Agent Architecture As Orchestration Around An Llm

Issue 75 Edition 2026-03-16 6 min read

General

Sources: 1 • Confidence: Medium • Updated: 2026-04-12 10:25

Key takeaways

After an LLM emits a tool call, the harness extracts and executes it and then feeds the tool result back to the model in a follow-up prompt.
LLMs operate on integer tokens rather than words, and providers price and limit usage based on tokens processed per request.
Reasoning modes introduced in 2025 allocate extra time and tokens to generate intermediate problem-solving text before producing a final answer.
Some providers discount cached input tokens when a shared prompt prefix is reused soon after.
Multimodal vision inputs are converted into tokens and processed by the model similarly to text rather than via a separate OCR step.

After an LLM emits a tool call, the harness extracts and executes it and then feeds the tool result back to the model in a follow-up prompt.
Coding agents typically prepend a hidden system prompt that instructs the model how to behave and how to use tools, and it can be very long.
A coding agent is a software harness around an LLM that extends it using hidden prompts and callable tools.
In coding agents, tools are functions exposed by the harness that the LLM can invoke using a specified calling format embedded in its output.
A minimal description of most coding agents is an LLM plus a system prompt plus tools running in a loop.

LLMs operate on integer tokens rather than words, and providers price and limit usage based on tokens processed per request.
LLMs are stateless, so maintaining a conversation requires replaying the entire prior transcript in each new prompt.
Providers charge for both input and output tokens, so longer conversations become more expensive as input token count grows.
Chat interfaces are implemented as specially formatted completion prompts that simulate a conversation.

Reasoning modes introduced in 2025 allocate extra time and tokens to generate intermediate problem-solving text before producing a final answer.
Many coding agents let users adjust the reasoning effort level to encourage more computation on harder problems.
Reasoning is particularly helpful for debugging because it supports navigating complex code paths while interleaving tool calls to trace issues.

Some providers discount cached input tokens when a shared prompt prefix is reused soon after.
Coding agents often avoid modifying earlier conversation content to maximize token-cache reuse efficiency.

Multimodal vision inputs are converted into tokens and processed by the model similarly to text rather than via a separate OCR step.

Which specific providers/models offer cached-token discounts, and what are the precise cache-hit rules (time windows, prefix matching tolerance, system-prompt inclusion)?
What are the actual token-based pricing schedules (input vs output), context window limits, and how they vary across providers for representative coding-agent traces?
How often do tool-call loops fail in practice (parsing errors, execution errors, incorrect tool selection), and what observability/guardrails are used to mitigate them?
How are code-execution tools sandboxed (filesystem, network, credentials), and what is the incident profile for destructive commands or data exfiltration in real deployments?
What is the empirical effect of reasoning modes and adjustable effort on success rate, latency, and tokens for debugging and other coding tasks?

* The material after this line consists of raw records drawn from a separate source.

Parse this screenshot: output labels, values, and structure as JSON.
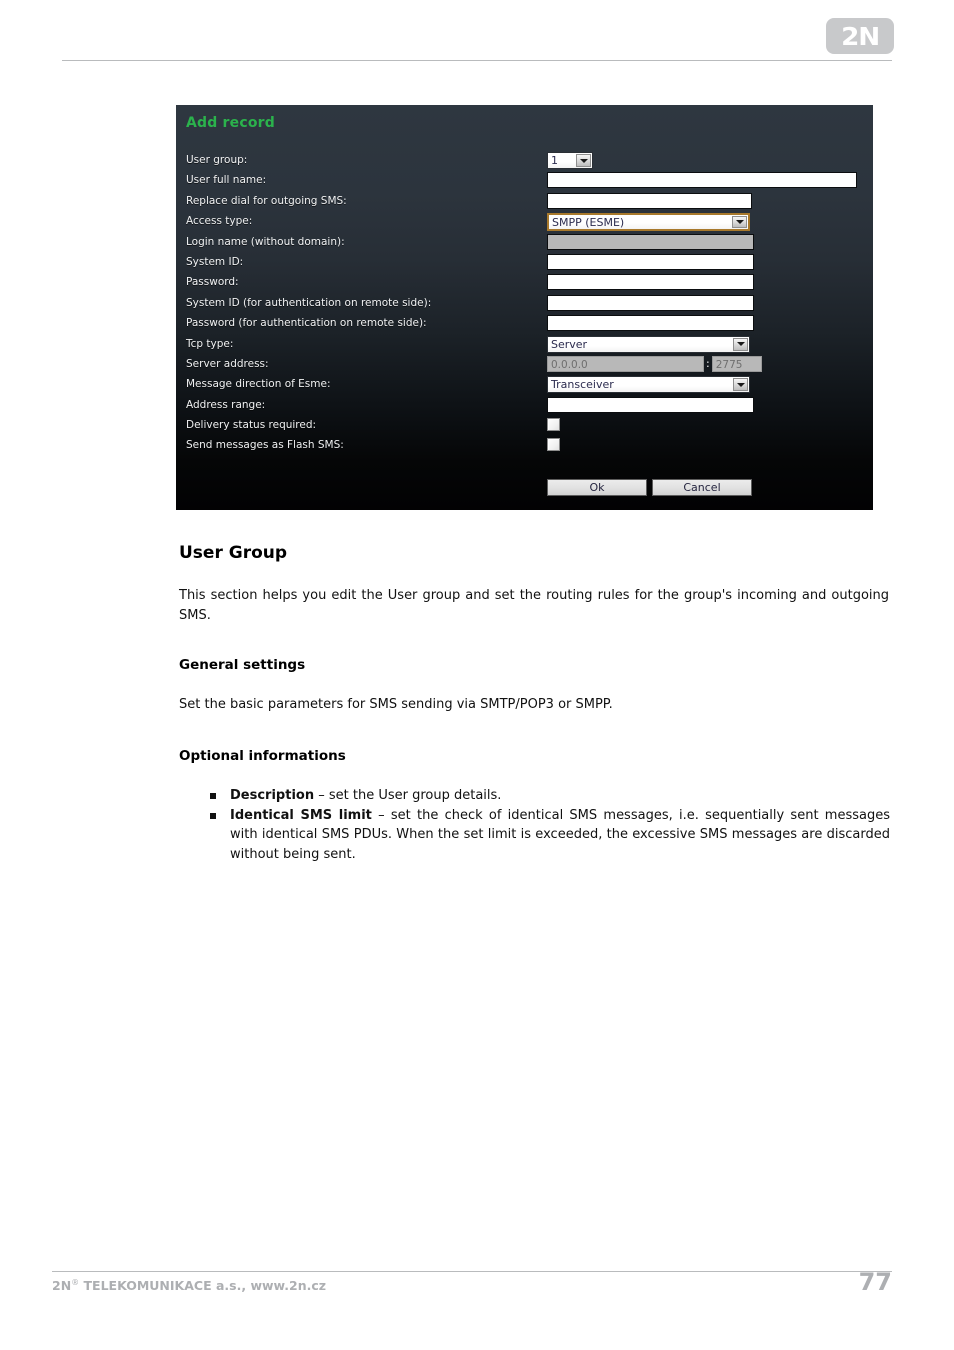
{
  "header": {
    "logo_text": "2N"
  },
  "screenshot": {
    "title": "Add record",
    "title_color": "#2bb24c",
    "fields": [
      {
        "label": "User group:",
        "type": "select",
        "value": "1"
      },
      {
        "label": "User full name:",
        "type": "text",
        "value": ""
      },
      {
        "label": "Replace dial for outgoing SMS:",
        "type": "text",
        "value": ""
      },
      {
        "label": "Access type:",
        "type": "select",
        "value": "SMPP (ESME)"
      },
      {
        "label": "Login name (without domain):",
        "type": "text",
        "value": "",
        "disabled": true
      },
      {
        "label": "System ID:",
        "type": "text",
        "value": ""
      },
      {
        "label": "Password:",
        "type": "text",
        "value": ""
      },
      {
        "label": "System ID (for authentication on remote side):",
        "type": "text",
        "value": ""
      },
      {
        "label": "Password (for authentication on remote side):",
        "type": "text",
        "value": ""
      },
      {
        "label": "Tcp type:",
        "type": "select",
        "value": "Server"
      },
      {
        "label": "Server address:",
        "type": "address",
        "value": "0.0.0.0",
        "port": "2775",
        "separator": ":"
      },
      {
        "label": "Message direction of Esme:",
        "type": "select",
        "value": "Transceiver"
      },
      {
        "label": "Address range:",
        "type": "text",
        "value": ""
      },
      {
        "label": "Delivery status required:",
        "type": "checkbox",
        "checked": false
      },
      {
        "label": "Send messages as Flash SMS:",
        "type": "checkbox",
        "checked": false
      }
    ],
    "buttons": {
      "ok": "Ok",
      "cancel": "Cancel"
    }
  },
  "content": {
    "heading": "User Group",
    "intro": "This section helps you edit the User group and set the routing rules for the group's incoming and outgoing SMS.",
    "general_settings_heading": "General settings",
    "general_settings_text": "Set the basic parameters for SMS sending via SMTP/POP3 or SMPP.",
    "optional_heading": "Optional informations",
    "bullets": [
      {
        "term": "Description",
        "text": " – set the User group details."
      },
      {
        "term": "Identical SMS limit",
        "text": " – set the check of identical SMS messages, i.e. sequentially sent messages with identical SMS PDUs. When the set limit is exceeded, the excessive SMS messages are discarded without being sent."
      }
    ]
  },
  "footer": {
    "company": "2N",
    "registered_mark": "®",
    "company_rest": " TELEKOMUNIKACE a.s., www.2n.cz",
    "page_number": "77"
  }
}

Orchestration layers and tool harnesses may be key value capture in agent products, shifting differentiation from base models to tooling, prompt policy, and observability.
Token economics and context replay make cost per turn rise with conversation length, favoring product designs that compress memory, stabilize prompts, or limit context growth.
Adjustable reasoning effort and prompt prefix caching create new levers to trade cost and latency for quality, implying spending and UX will become policy-tunable per task.

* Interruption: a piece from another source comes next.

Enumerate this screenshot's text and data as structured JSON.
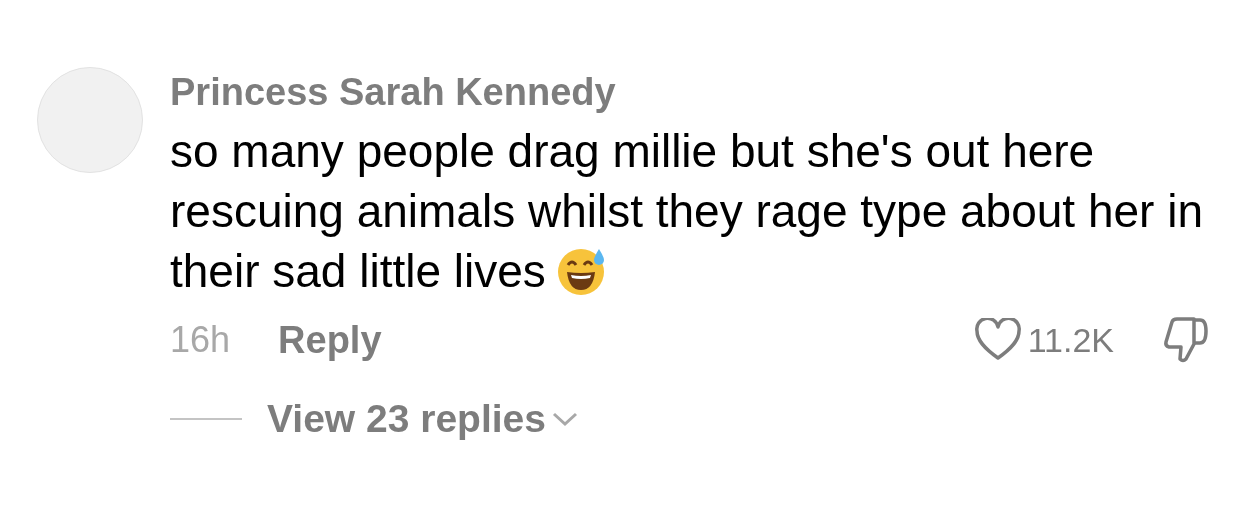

Providers publish or standardize cached-token discount rules, leading developers to adopt stable prompt scaffolds and avoid editing earlier turns to preserve cacheability.
Benchmarks or field data show measurable changes in success rate, latency, and token usage when switching reasoning modes or effort levels for debugging and coding tasks.
Widespread deployment of tooling guardrails such as parsing validation, execution sandboxing, and tool-call observability to reduce loop failures and incidents.

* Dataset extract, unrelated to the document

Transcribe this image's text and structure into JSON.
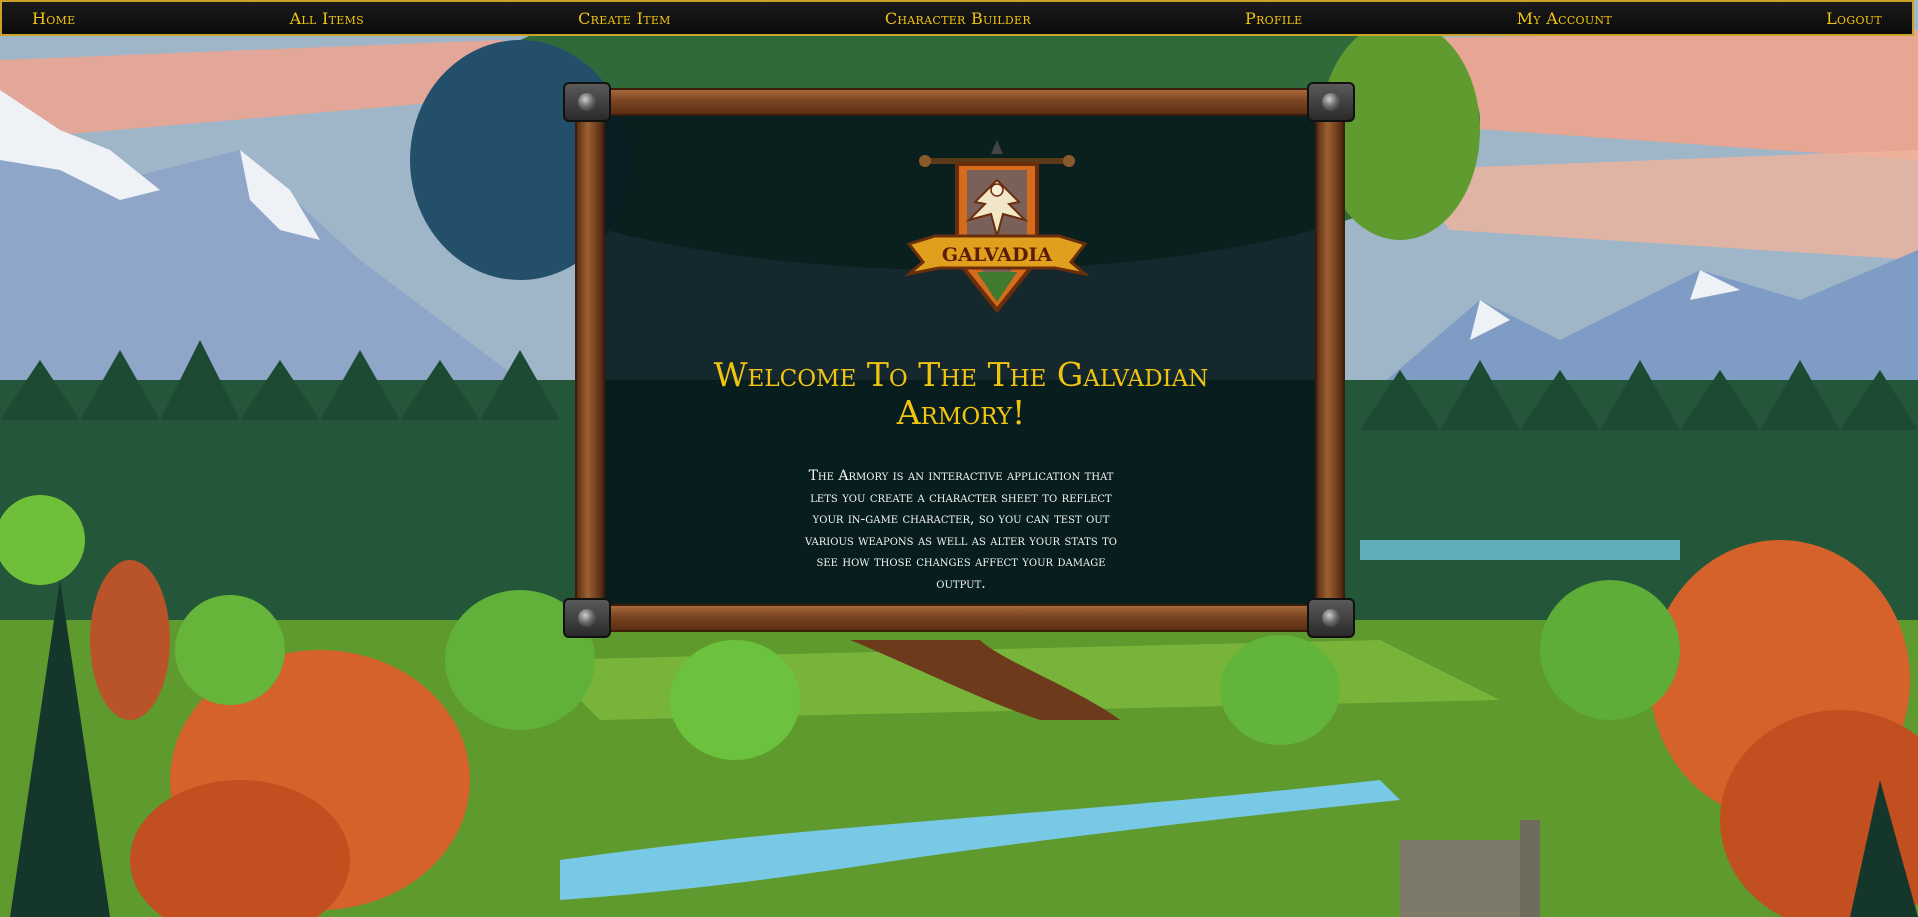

Caching discounts are rare, inconsistent, or too constrained to influence agent design, making prompt immutability economically irrelevant.
Reasoning modes add substantial cost and latency without consistent quality gains on representative agent tasks, reducing willingness to use adjustable effort.
Tool-call loops exhibit high real-world failure or incident rates without effective mitigations, limiting practical adoption of orchestration-heavy agent architectures.